Impactos globales y urgencia de reducir emisiones
Los científicos advierten que la combinación de récords de temperatura atmosférica y oceánica potencia la aparición de eventos extremos como olas de calor, incendios forestales, sequías prolongadas y tormentas más violentas. Estas situaciones afectan de manera directa a comunidades vulnerables, economías regionales y ecosistemas que ya se encuentran bajo presión por el avance del cambio climático.
“Todos estos récords muestran que el cambio climático está provocando fenómenos extremos tanto en la atmósfera como en los océanos, con crecientes repercusiones para las comunidades, las economías y los ecosistemas de todo el mundo”, advirtió Samantha Burgess, responsable estratégica de clima del Centro Europeo de Previsiones Meteorológicas a Medio Plazo (ECMWF).
Los organismos internacionales coinciden en que mitigar el aumento futuro de las temperaturas exige reducir de manera rápida y sostenida las emisiones de dióxido de carbono y otros gases de efecto invernadero.
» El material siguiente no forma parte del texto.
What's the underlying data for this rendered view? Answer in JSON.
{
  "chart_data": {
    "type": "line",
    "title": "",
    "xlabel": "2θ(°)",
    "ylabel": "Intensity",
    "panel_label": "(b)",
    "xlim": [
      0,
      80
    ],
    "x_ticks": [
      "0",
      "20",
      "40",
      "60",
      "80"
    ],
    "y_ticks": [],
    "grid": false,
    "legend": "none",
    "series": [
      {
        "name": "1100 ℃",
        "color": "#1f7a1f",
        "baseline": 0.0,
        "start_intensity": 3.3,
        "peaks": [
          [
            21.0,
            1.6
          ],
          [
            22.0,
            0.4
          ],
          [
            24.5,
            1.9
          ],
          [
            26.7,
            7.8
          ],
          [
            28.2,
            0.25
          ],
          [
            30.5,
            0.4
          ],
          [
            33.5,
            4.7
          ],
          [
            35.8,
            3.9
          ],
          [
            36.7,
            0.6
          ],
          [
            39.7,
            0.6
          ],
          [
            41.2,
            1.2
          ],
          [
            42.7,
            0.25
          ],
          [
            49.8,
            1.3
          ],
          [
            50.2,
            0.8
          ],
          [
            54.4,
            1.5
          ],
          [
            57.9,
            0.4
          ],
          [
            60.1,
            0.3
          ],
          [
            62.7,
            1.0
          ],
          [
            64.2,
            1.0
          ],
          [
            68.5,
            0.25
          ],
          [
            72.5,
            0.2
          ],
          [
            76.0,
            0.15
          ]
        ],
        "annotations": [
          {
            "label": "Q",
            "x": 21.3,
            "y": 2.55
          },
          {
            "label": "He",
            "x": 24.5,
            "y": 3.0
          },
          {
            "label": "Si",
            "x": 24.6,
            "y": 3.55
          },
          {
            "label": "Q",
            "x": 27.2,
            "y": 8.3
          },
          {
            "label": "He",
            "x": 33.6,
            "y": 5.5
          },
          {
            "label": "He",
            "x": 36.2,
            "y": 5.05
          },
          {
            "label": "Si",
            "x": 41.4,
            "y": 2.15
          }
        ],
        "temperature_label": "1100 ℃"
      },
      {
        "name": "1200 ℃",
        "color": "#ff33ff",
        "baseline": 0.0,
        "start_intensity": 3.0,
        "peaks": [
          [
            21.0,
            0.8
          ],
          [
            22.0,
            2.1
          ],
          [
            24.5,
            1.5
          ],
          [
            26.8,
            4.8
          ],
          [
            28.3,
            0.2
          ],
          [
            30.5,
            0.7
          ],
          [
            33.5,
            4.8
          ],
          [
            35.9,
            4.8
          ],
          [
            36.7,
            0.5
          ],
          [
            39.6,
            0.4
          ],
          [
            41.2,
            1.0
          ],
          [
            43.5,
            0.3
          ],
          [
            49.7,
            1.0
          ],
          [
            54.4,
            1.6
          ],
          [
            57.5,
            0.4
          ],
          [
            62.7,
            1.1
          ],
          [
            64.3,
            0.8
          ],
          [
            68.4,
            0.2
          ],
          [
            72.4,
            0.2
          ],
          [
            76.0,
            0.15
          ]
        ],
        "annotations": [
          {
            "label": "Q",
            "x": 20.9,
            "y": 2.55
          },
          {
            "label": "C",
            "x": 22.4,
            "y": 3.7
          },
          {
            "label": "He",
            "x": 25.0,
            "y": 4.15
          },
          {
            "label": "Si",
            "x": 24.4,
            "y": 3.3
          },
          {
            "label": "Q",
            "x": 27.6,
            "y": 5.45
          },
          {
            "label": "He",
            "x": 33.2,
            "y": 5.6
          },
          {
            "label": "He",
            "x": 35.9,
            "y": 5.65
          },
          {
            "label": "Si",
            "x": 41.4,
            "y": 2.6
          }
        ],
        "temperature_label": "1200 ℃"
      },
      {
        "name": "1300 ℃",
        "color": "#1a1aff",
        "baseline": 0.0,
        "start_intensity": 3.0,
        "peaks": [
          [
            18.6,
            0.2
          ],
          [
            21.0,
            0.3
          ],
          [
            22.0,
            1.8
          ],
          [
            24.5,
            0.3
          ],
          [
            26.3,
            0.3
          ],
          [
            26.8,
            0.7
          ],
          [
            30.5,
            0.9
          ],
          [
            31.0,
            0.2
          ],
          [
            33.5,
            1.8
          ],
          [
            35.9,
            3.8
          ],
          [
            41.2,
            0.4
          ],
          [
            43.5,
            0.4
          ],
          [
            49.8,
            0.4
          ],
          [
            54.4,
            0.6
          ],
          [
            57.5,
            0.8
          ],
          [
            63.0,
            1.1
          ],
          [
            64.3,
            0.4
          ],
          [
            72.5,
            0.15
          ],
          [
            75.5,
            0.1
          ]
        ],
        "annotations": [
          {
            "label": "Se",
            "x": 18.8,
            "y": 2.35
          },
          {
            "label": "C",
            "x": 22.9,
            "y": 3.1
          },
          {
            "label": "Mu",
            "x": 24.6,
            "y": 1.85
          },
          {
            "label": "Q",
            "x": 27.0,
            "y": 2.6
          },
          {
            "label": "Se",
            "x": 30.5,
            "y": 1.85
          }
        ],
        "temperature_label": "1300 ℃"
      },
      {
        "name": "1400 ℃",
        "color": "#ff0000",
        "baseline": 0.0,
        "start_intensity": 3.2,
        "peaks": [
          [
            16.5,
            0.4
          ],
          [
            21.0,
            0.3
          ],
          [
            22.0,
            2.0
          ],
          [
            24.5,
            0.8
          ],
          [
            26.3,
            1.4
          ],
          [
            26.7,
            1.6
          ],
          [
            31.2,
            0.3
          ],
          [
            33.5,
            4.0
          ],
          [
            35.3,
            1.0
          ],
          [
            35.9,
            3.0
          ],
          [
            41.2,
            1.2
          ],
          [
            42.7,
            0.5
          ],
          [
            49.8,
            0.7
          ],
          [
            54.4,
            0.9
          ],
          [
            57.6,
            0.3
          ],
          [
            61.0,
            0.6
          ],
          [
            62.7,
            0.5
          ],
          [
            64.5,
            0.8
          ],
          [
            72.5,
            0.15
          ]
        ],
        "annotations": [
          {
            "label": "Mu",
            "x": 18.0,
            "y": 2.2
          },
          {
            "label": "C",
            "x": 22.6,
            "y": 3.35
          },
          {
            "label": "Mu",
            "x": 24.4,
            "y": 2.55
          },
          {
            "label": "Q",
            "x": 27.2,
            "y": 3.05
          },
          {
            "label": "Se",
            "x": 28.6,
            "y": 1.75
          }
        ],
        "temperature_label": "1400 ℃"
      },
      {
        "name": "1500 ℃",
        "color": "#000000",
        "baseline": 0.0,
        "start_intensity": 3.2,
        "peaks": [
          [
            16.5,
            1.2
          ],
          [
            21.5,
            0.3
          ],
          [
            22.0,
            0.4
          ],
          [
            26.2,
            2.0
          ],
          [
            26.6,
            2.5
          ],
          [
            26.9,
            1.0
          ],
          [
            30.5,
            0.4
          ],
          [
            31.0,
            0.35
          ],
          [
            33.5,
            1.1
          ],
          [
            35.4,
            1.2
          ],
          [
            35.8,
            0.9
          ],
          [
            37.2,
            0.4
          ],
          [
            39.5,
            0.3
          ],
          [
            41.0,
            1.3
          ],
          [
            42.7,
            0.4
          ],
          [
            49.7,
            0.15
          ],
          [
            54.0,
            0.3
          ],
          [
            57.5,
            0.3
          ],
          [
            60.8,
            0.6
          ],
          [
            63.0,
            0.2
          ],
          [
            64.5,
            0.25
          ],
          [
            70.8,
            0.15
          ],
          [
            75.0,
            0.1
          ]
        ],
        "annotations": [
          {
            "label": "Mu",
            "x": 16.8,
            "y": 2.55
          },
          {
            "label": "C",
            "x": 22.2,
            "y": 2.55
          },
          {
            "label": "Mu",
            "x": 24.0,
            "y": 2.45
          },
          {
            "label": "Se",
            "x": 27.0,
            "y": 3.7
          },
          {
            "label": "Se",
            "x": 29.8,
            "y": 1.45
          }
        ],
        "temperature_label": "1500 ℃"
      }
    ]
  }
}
Entre las medidas señaladas figuran la transición hacia energías renovables, la mejora de la eficiencia energética, la protección y restauración de bosques y ecosistemas clave, y políticas públicas que acompañen la adaptación de las ciudades y sistemas productivos a un clima cada vez más extremo.
Mientras los récords se suceden, el mundo discute cómo acelerar la acción climática para evitar que estos valores excepcionales se conviertan en la nueva normalidad. El desafío, coinciden los expertos, es tanto científico y tecnológico como político y social.